Cease and Desist: Games Culture and Copyright Laws begins with Lessig’s assertion that current copyright laws are nothing more than “protectionism to protect certain forms of business.” This, the author writes, is what has led to, in some cases, “an immense tension between IP holders in the games industry and the IP fans who consider some games part of their personal culture.”
The author details a pair of incidents where game development companies stopped fans from infringing on their copyright: a Gears of War fan that modified a toy to resemble a character from the game and the quashing—by Square Enix—of a community-made Chrono Trigger add-on.
On the other side of the fence, one company (at least) appears to be demonstrating Lessig’s “free culture” ideal: Valve Software. Valve exercised restraint when a group of community members undertook Black Mesa: Source, a project that uses Half Life 2’s source code to reconstruct the original Half Life game.
While Valve did not “openly encouraged the mods development, they have not taken any legal action to stop it.”

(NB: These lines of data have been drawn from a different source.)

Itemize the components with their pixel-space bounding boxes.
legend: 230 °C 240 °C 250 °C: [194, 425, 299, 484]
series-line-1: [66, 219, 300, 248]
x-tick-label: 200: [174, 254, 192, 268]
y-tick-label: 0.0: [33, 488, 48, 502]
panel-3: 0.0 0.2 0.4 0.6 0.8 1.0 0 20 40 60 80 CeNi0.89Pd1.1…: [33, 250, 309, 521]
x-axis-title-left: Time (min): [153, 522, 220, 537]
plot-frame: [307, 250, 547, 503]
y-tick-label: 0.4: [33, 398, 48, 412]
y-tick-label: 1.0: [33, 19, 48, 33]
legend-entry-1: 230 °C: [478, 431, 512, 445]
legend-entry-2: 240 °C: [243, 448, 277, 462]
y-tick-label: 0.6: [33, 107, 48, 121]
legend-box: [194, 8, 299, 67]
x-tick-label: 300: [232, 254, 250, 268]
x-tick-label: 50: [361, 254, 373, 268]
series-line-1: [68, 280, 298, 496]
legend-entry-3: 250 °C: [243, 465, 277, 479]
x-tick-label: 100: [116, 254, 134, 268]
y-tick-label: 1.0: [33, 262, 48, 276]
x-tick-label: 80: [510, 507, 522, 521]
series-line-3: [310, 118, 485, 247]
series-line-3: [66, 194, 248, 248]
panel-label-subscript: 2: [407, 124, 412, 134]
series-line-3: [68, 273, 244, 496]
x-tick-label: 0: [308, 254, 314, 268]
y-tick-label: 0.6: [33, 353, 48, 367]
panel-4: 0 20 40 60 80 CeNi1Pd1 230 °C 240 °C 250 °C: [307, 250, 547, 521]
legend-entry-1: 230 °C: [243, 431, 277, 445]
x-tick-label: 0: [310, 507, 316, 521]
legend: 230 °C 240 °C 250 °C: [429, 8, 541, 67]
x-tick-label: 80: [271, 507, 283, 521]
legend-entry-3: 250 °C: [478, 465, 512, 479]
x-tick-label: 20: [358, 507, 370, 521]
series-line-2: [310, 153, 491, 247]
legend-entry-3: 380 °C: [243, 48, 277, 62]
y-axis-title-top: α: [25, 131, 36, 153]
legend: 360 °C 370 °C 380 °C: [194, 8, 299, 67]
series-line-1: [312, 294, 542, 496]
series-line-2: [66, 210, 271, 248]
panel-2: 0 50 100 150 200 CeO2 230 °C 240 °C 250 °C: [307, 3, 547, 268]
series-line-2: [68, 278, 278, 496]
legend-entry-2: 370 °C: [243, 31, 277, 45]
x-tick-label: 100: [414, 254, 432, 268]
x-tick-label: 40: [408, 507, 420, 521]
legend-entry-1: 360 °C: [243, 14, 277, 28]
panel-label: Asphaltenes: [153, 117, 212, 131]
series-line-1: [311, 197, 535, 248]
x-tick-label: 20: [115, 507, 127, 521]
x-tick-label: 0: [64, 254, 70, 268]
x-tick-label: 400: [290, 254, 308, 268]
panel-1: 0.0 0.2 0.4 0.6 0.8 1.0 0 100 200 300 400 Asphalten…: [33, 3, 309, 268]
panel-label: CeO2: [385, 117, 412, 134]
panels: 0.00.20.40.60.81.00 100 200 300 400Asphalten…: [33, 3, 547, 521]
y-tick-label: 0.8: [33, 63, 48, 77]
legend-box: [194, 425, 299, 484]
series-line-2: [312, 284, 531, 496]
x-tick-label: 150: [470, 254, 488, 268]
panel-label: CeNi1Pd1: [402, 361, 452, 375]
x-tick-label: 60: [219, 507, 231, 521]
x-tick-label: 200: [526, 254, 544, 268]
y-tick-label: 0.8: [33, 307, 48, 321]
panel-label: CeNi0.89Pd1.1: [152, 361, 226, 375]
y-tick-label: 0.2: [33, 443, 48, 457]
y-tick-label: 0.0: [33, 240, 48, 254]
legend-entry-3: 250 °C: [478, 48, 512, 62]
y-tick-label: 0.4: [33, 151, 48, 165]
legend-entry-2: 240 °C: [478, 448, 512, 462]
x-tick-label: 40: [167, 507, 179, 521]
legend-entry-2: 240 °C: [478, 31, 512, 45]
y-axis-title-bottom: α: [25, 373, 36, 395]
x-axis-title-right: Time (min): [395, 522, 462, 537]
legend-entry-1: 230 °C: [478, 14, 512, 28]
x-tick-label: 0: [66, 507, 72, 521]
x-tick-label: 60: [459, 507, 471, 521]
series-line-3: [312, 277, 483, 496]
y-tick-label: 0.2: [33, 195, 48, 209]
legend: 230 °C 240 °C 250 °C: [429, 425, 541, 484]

Also touched on in the article is the more radical example of when a developer lifts content from a fan-developed project. The author cites the book Play Between Worlds, by T.L. Taylor, who wrote, “several astute MUD developers noticed early on that EQ (EverQuest) appeared strikingly similar to a type of MUD called DIKU.”
The blogger notes that, “…ironically, in the Everquest case, the DIKU developers thought of the situation as a compliment, not a copyright infringement.”
Closing with a quote from Lessig, “The opportunity to create and transform becomes weakened in a world in which creation requires permission and creativity must check with a lawyer,” the blogger adds:
…the more developers and publishers that take up Valve’s position, the more creativity and innovation will emerge out of video game fan communities, already known for their intense fandom and desire to add to, alter, and reimagine their favorite gaming universes.